Freedom Wings, known in Japan as Ore no Sentouki (オレのせんとうき), is a flight simulator developed by Taito and published by Natsume Inc. in the US and Zoo Digital Publishing in Europe. The game combined elements of flight simulators and RPGs as players earned experience points for combat, earn money and maintain other statuses.

==Story==
The game takes place on an alternate Earth in an era resembling the 1940s. Air pirates have taken to the skies and have placed fear into the hearts of others worldwide. The player assumes the role of a nameless, faceless pilot whose parents were murdered by air pirates, motivating the character to join the Air Patrol Association (APA), a squadron of mercenary pilots hired to clear the skies of air pirate activity.

==Gameplay==
Freedom Wings features a primarily stylus based interface; players had to maintain speed, altitude, direct the plane and select all options with the stylus (although a manual maneuvering mode was optional). The rest of the plane's functions such as switching targets, firing and viewing radar screen were dependent on the DS buttons. The game forced players to limit their flying time; the longer the player stayed out flying, the more the fuel would deplete, forcing the pilot to head for the nearest friendly airfield to refuel.

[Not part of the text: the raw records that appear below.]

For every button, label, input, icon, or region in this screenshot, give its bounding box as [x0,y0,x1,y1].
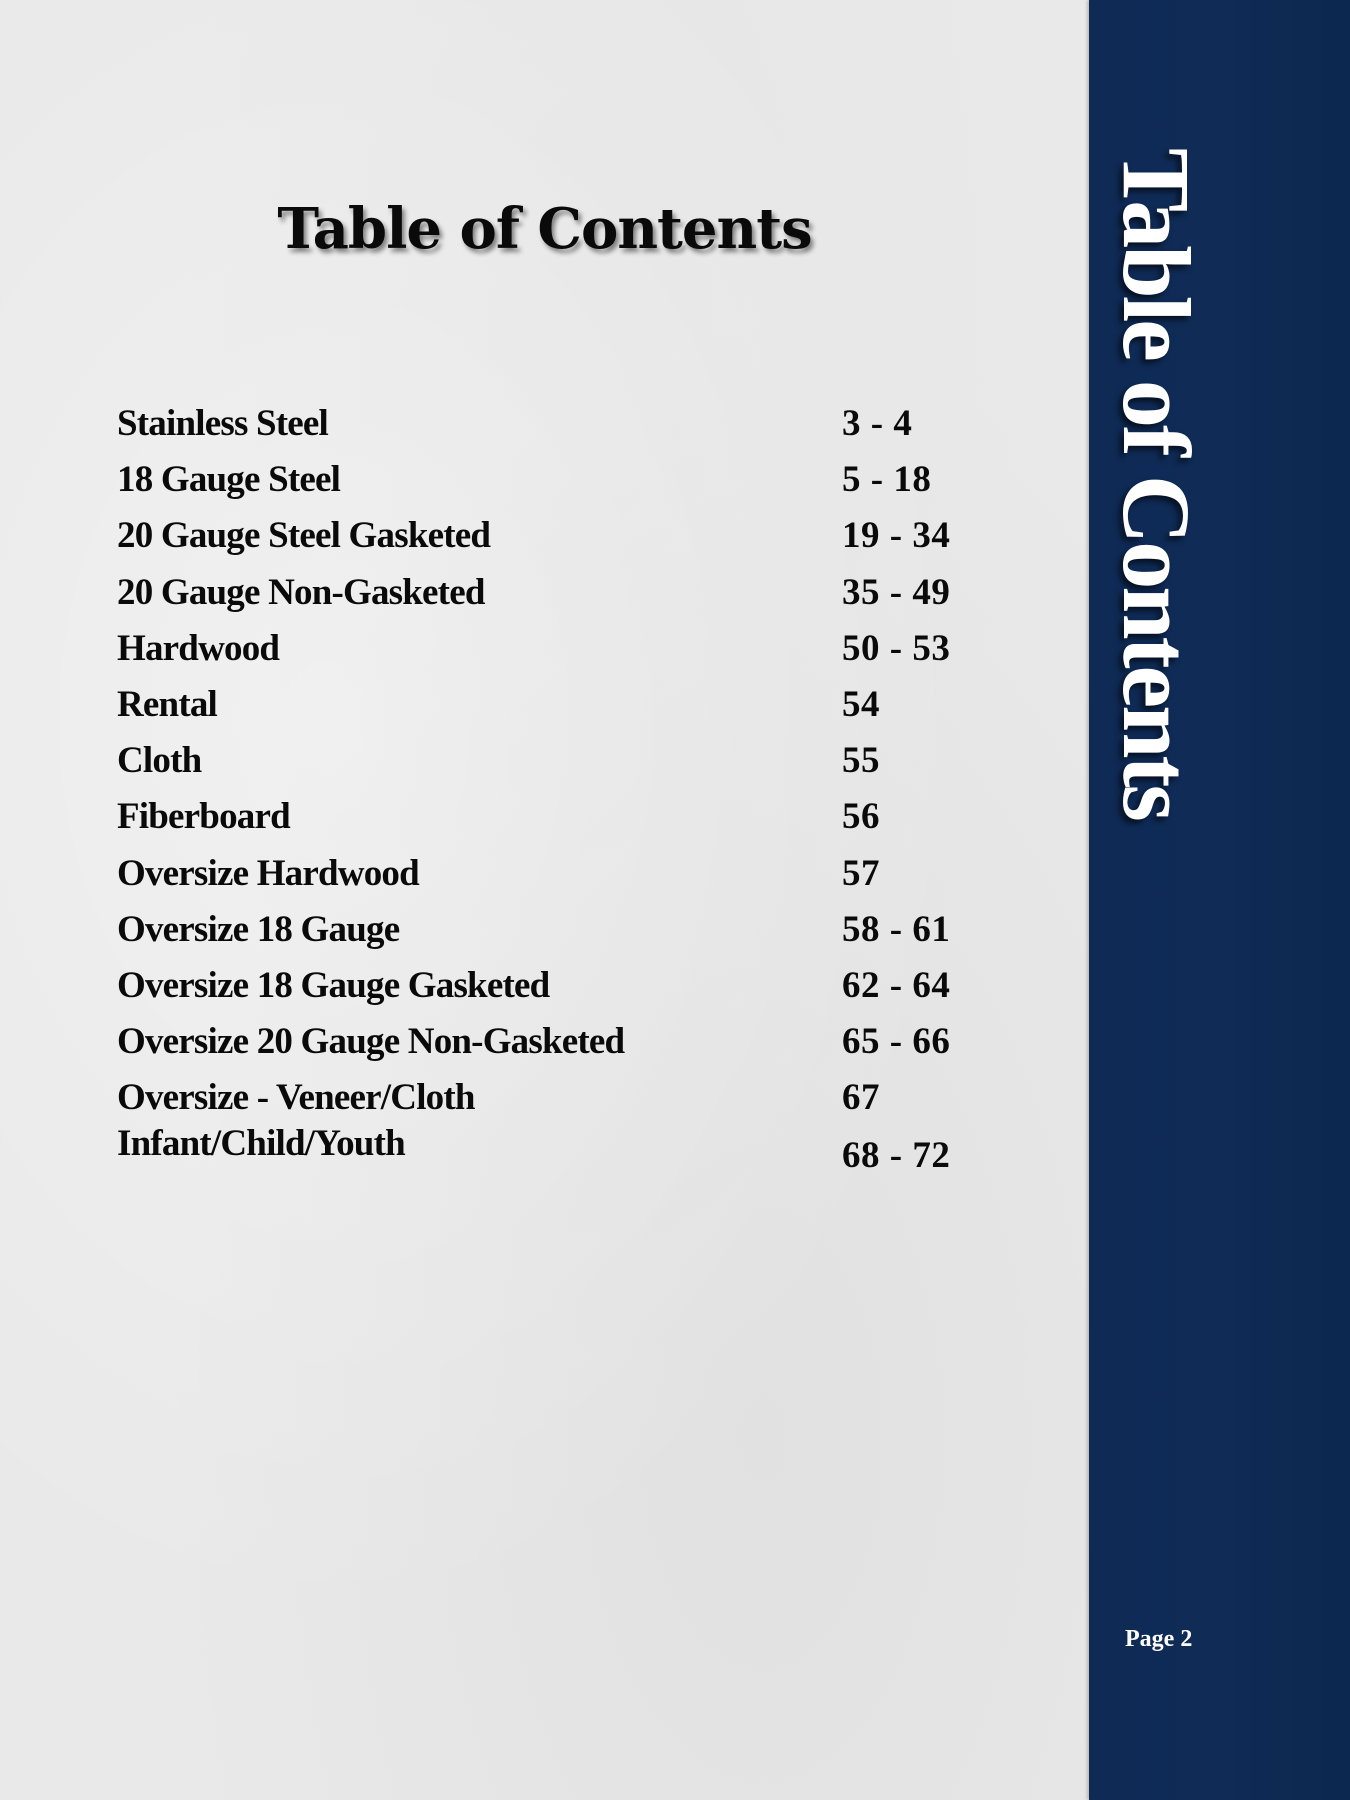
toc-entry[interactable] [117,627,1017,683]
toc-entry-label: Oversize 18 Gauge Gasketed [117,964,550,1006]
toc-entry[interactable] [117,739,1017,795]
toc-entry-pages: 35 - 49 [842,571,951,613]
toc-entry-pages: 50 - 53 [842,627,951,669]
toc-entry-label: 18 Gauge Steel [117,459,341,501]
toc-entry-pages: 67 [842,1077,880,1119]
toc-entry[interactable] [117,1123,1017,1188]
toc-entry-pages: 58 - 61 [842,908,951,950]
toc-entry-label: Oversize Hardwood [117,852,419,894]
toc-entry[interactable] [117,852,1017,908]
toc-entry-label: Rental [117,683,218,725]
toc-entry-pages: 54 [842,683,880,725]
toc-entry-pages: 5 - 18 [842,459,932,501]
toc-entry-pages: 62 - 64 [842,964,951,1006]
toc-entry[interactable] [117,571,1017,627]
toc-entry[interactable] [117,402,1017,458]
page-title: Table of Contents [277,196,812,262]
table-of-contents-list [117,402,1017,1189]
sidebar-vertical-title: Table of Contents [1103,148,1210,819]
toc-entry-pages: 19 - 34 [842,515,951,557]
toc-entry[interactable] [117,964,1017,1020]
toc-entry-pages: 57 [842,852,880,894]
toc-entry-label: Oversize 18 Gauge [117,908,400,950]
toc-entry[interactable] [117,795,1017,851]
toc-entry[interactable] [117,1020,1017,1076]
toc-entry-pages: 3 - 4 [842,403,913,444]
toc-entry-label: Oversize - Veneer/Cloth [117,1077,475,1119]
toc-entry-pages: 68 - 72 [842,1135,951,1177]
toc-entry-pages: 56 [842,796,880,838]
toc-entry[interactable] [117,458,1017,514]
toc-entry-label: 20 Gauge Non-Gasketed [117,571,485,613]
toc-entry-label: Stainless Steel [117,403,329,444]
toc-entry[interactable] [117,908,1017,964]
toc-entry-label: Oversize 20 Gauge Non-Gasketed [117,1021,625,1063]
toc-entry-label: Hardwood [117,627,280,669]
toc-entry-label: Cloth [117,740,202,782]
page-number: Page 2 [1125,1626,1193,1652]
toc-entry[interactable] [117,683,1017,739]
toc-entry-pages: 65 - 66 [842,1021,951,1063]
toc-entry-label: 20 Gauge Steel Gasketed [117,515,491,557]
toc-entry-label: Fiberboard [117,796,290,838]
toc-entry-label: Infant/Child/Youth [117,1123,405,1165]
toc-entry[interactable] [117,514,1017,570]
toc-entry-pages: 55 [842,740,880,782]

From headquarters, players could save their game, take off alone or connect the game to wireless multiplayer mode. The players were urged to go to the airport café where they got new information on where larger air pirate targets were located through other characters. One major point in the game was shop where players could spend their money on new parts and equipment, (which varied depending on which airfield the player was on at the time), resulting in better combat and flight performance.

== Reception ==
Craig Harris of IGN penned a negative review, writing that the game was "unfinished" and its design does not allow for much player control. Similarly, GameSpots Frank Provo also highlighted that some areas felt "underdeveloped or unpolished" but praised the game's unlockable planes.